U.S. District Judge Lucy H. Koh, shown here in today's courtroom sketch, noticed some irregularities in the initial verdict -- Samsung was being penalized for products that did not meet the infringement requirements as laid out in the forms, and sent the jury back for more deliberations. They came back and slightly lowered the amount that Samsung, barring any other adjustments, will owe Apple. Look for pro-Samsung types to point to this as evidence that this jury was not exactly unbiased.
Apple's attorneys leave the courthouse after the billion-dollar jury verdict. Apple CEO Tim Cook said in a postverdict memo to employees: "We owe a debt of gratitude to the jury who invested their time in listening to our story. We were thrilled to finally have the opportunity to tell it. The mountain of evidence presented during the trial showed that Samsung's copying went far deeper than we knew."
Victoria Maroulis and Kevin Johnson, both partners at Quinn Emanuel, which is representing Samsung, leave the courthouse. They declined to speak to reporters, but Samsung said in a statement: "Today's verdict should not be viewed as a win for Apple, but as a loss for the American consumer. It will lead to fewer choices, less innovation, and potentially higher prices."

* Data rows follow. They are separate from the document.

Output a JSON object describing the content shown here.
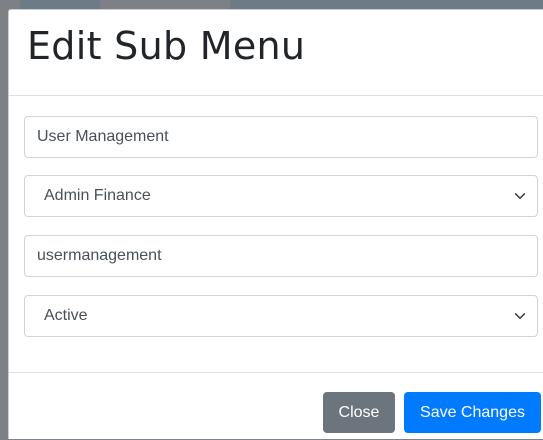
{
  "modal": {
    "title": "Edit Sub Menu",
    "fields": {
      "submenu_title": {
        "value": "User Management"
      },
      "menu_select": {
        "selected": "Admin Finance"
      },
      "url": {
        "value": "usermanagement"
      },
      "status_select": {
        "selected": "Active"
      }
    },
    "footer": {
      "close_label": "Close",
      "save_label": "Save Changes"
    }
  },
  "colors": {
    "primary": "#007bff",
    "secondary": "#6c757d",
    "backdrop": "#7d8185"
  },
  "icons": {
    "select_arrow": "chevron-down-icon"
  }
}
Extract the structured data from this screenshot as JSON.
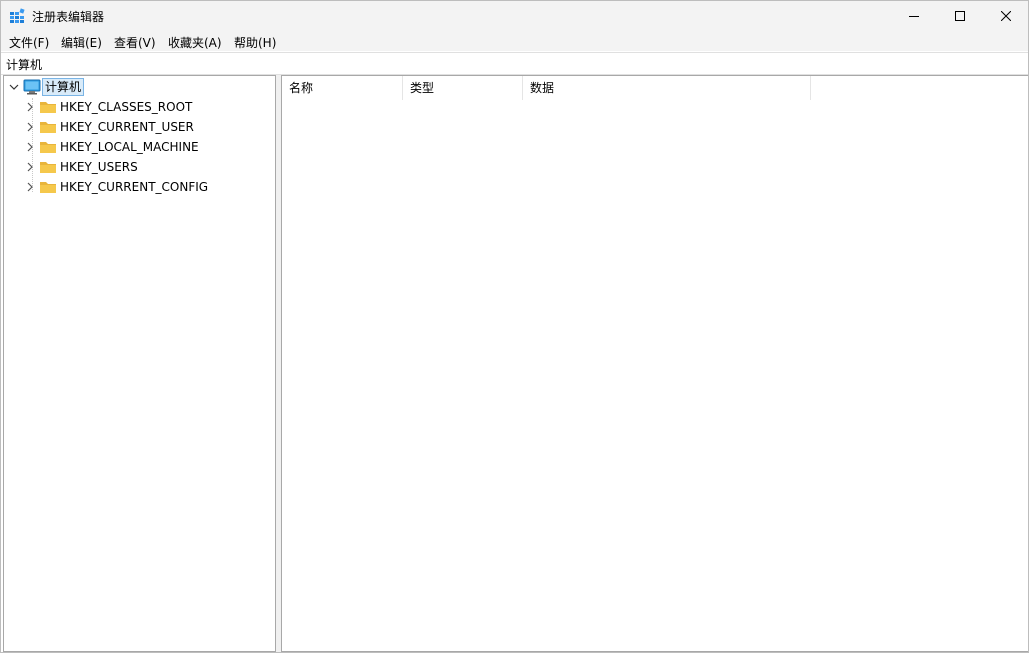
{
  "window": {
    "title": "注册表编辑器"
  },
  "menu": {
    "file": "文件(F)",
    "edit": "编辑(E)",
    "view": "查看(V)",
    "favorites": "收藏夹(A)",
    "help": "帮助(H)"
  },
  "address": {
    "path": "计算机"
  },
  "tree": {
    "root": "计算机",
    "keys": [
      "HKEY_CLASSES_ROOT",
      "HKEY_CURRENT_USER",
      "HKEY_LOCAL_MACHINE",
      "HKEY_USERS",
      "HKEY_CURRENT_CONFIG"
    ]
  },
  "list": {
    "columns": [
      "名称",
      "类型",
      "数据"
    ]
  },
  "colors": {
    "titlebar_bg": "#f3f3f3",
    "folder_yellow": "#f5c84c",
    "selection_bg": "#d9ebf9",
    "selection_border": "#7ab4e5",
    "computer_blue": "#2b9be0"
  },
  "icons": {
    "app": "registry-editor-icon",
    "root": "computer-icon",
    "key": "folder-icon"
  }
}
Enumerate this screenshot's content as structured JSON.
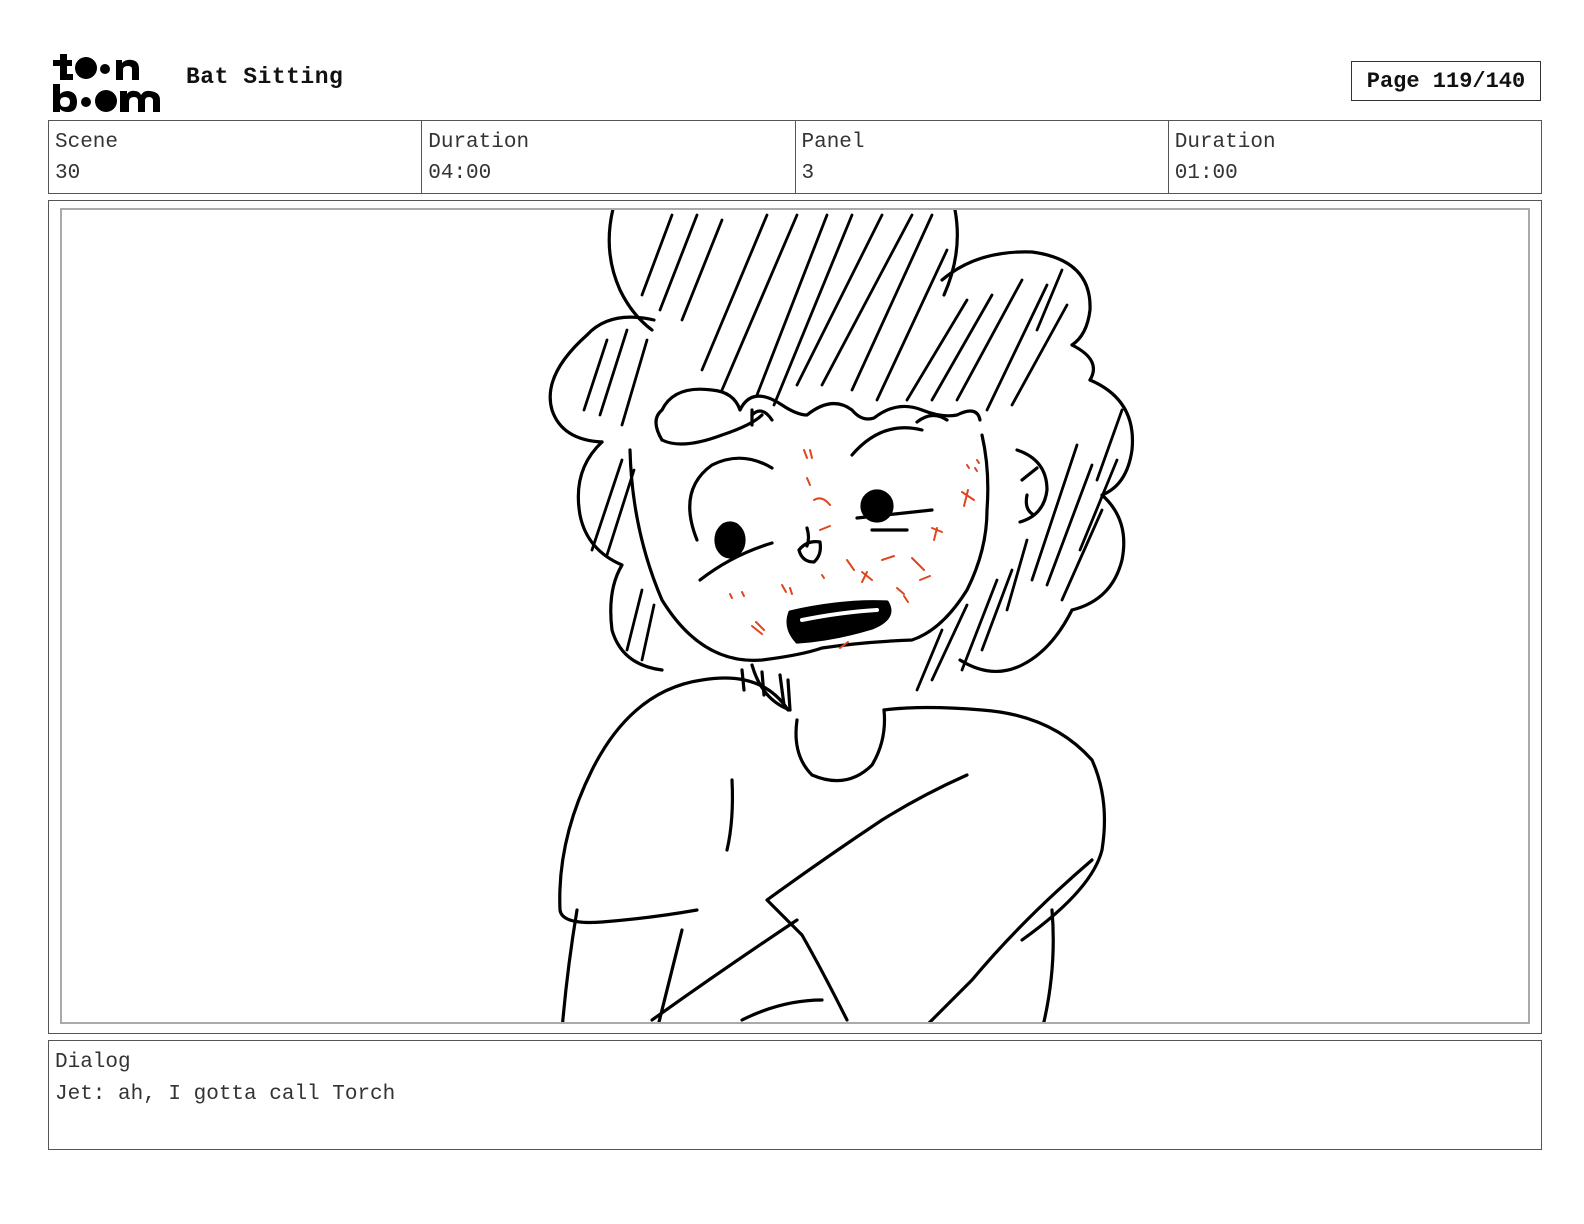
{
  "header": {
    "logo_label": "toon boom",
    "project_title": "Bat Sitting",
    "page_label": "Page 119/140"
  },
  "info": {
    "scene_label": "Scene",
    "scene_value": "30",
    "scene_duration_label": "Duration",
    "scene_duration_value": "04:00",
    "panel_label": "Panel",
    "panel_value": "3",
    "panel_duration_label": "Duration",
    "panel_duration_value": "01:00"
  },
  "dialog": {
    "label": "Dialog",
    "text": "Jet: ah, I gotta call Torch"
  },
  "colors": {
    "line_art": "#000000",
    "blush": "#e0451f",
    "frame": "#555555"
  }
}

CNET correspondent Josh Lowensohn, who by our count filed at least 67 articles from the trial, speaks to TV reporters after today's jury verdict. It was a tricky legal issue: there were more than 700 questions regarding alleged infringement by both companies, and many involved highly technical issues. The jurors took only two-and-a-half days to reach its verdict.
TV and radio reporters stake out the federal courthouse in San Jose. The jurors, however, declined to speak to the press. The judge suggested that they might leave the building by another exit. One jury member owns an iPhone, and no one owns a Samsung smartphone. However, two of them own Samsung feature phones. An unemployed juror said he doesn't own a mobile phone.
Over a dozen TV outlets showed up at the federal courthouse in San Jose this afternoon after the jury announced it was finished with its deliberations and was ready to report back its verdict. An informal CNET poll shows that our readers are roughly split over siding with Apple or Samsung, with a slight edge to Apple.